Our concerns were recently confirmed by comments made by Mr.me Elghawaby during a round table organized by the Montreal Women’s Council, where we had two panelists.
Mme Elghawaby and I were supposed to focus on ways to combat “racism and hate speech” in Canada. Instead, the special representative used the event to shield those expressing Islamist extremist views, excusing or outright denying any form of anti-Semitism in anti-Israel protests on Canadian campuses.
However, in Toronto, B’nai Brith Canada and other organizations documented multiple anti-Semitic incidents associated with such an encampment last spring, including one involving a man who allegedly made Nazi signs to Jewish passers-by. Despite this, Mme Elghawaby said — incorrectly — that the Ontario Superior Court judge who granted the injunction stopping the encampment found “no evidence” of anti-Semitism. In fact, the judge wrote that there was not enough evidence to conclude beyond a doubt that the named defendants in this case had engaged in anti-Semitism.
This nuanced distinction is important. Its ruling does not mean that the encampment was deemed devoid of anti-Semitism. Rather, it means that, in a case complicated by the fact that many encampment participants wore masks to hide their identities, it was not possible to gather enough evidence to rule in court that the named defendants had indulged in anti-Semitism.

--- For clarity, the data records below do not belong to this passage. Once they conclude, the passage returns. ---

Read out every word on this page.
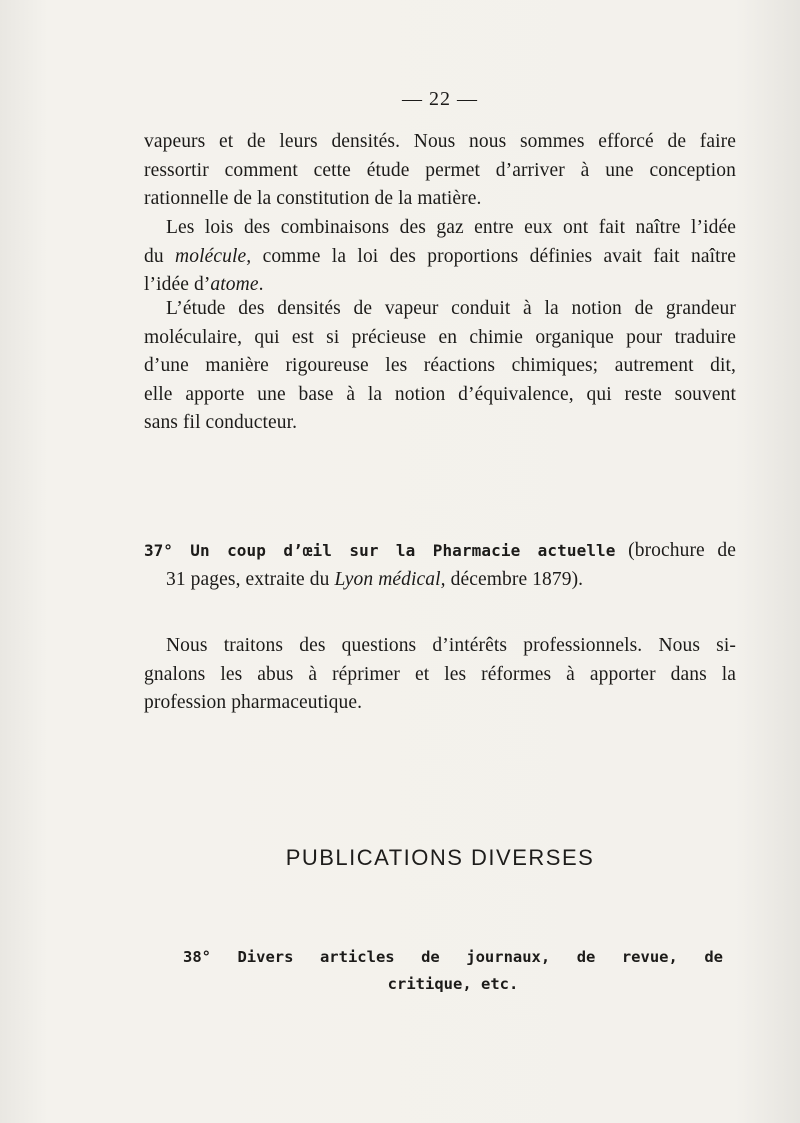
— 22 —
vapeurs et de leurs densités. Nous nous sommes efforcé de faire
ressortir comment cette étude permet d’arriver à une conception
rationnelle de la constitution de la matière.
Les lois des combinaisons des gaz entre eux ont fait naître l’idée
du molécule, comme la loi des proportions définies avait fait naître
l’idée d’atome.
L’étude des densités de vapeur conduit à la notion de grandeur
moléculaire, qui est si précieuse en chimie organique pour traduire
d’une manière rigoureuse les réactions chimiques; autrement dit,
elle apporte une base à la notion d’équivalence, qui reste souvent
sans fil conducteur.
37° Un coup d’œil sur la Pharmacie actuelle (brochure de
31 pages, extraite du Lyon médical, décembre 1879).
Nous traitons des questions d’intérêts professionnels. Nous si-
gnalons les abus à réprimer et les réformes à apporter dans la
profession pharmaceutique.
PUBLICATIONS DIVERSES
38° Divers articles de journaux, de revue, de
critique, etc.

Ironically, Mme Elghawaby also emphasized the idea that Muslims, Arabs and pro-Palestinians have not been able to express their concerns about the war in Gaza. In camps across the country, however, students have loudly expressed their opinions on the conflict. Across Canada, thousands of anti-Israeli protesters have regularly occupied city streets with virtually no restrictions, even when they would have been appropriate. In Montreal, for example, protesters gathered every weekend in front of the Israeli consulate, shouting chants and diatribes over loudspeakers into the night without regard for neighboring residents.
Our disappointment with him is not new. In public remarks (since deleted) made last November, Mr.me Elghawaby had condemned what she called an “outbreak of anti-Palestinian, anti-Arab and Islamophobic sentiments since October 7” without mentioning Hamas or atrocities against Israeli civilians or anti-Semitism.
It should be possible for a person in M’s positionme Elghawaby to simultaneously denounce Islamophobia while condemning the regular and vocal support of demonstrators for terrorist entities such as Hamas, Hezbollah or Ansar Allah (the Houthis). It should be logical and natural for her to speak out against anti-Muslim bigotry while strongly rejecting anti-Semitism and those who continue to use Islamic doctrine as a weapon to fuel their dogmatic political views.
Unfortunately, what I noticed during last month’s panel was that Mme Elghawaby still seems unwilling to use her position to help draw lines of reason in such delicate public discourse. This not only illustrates the fact that her role is useless, but it also confirms that she is not fit to carry out the position she occupies and that she must resign.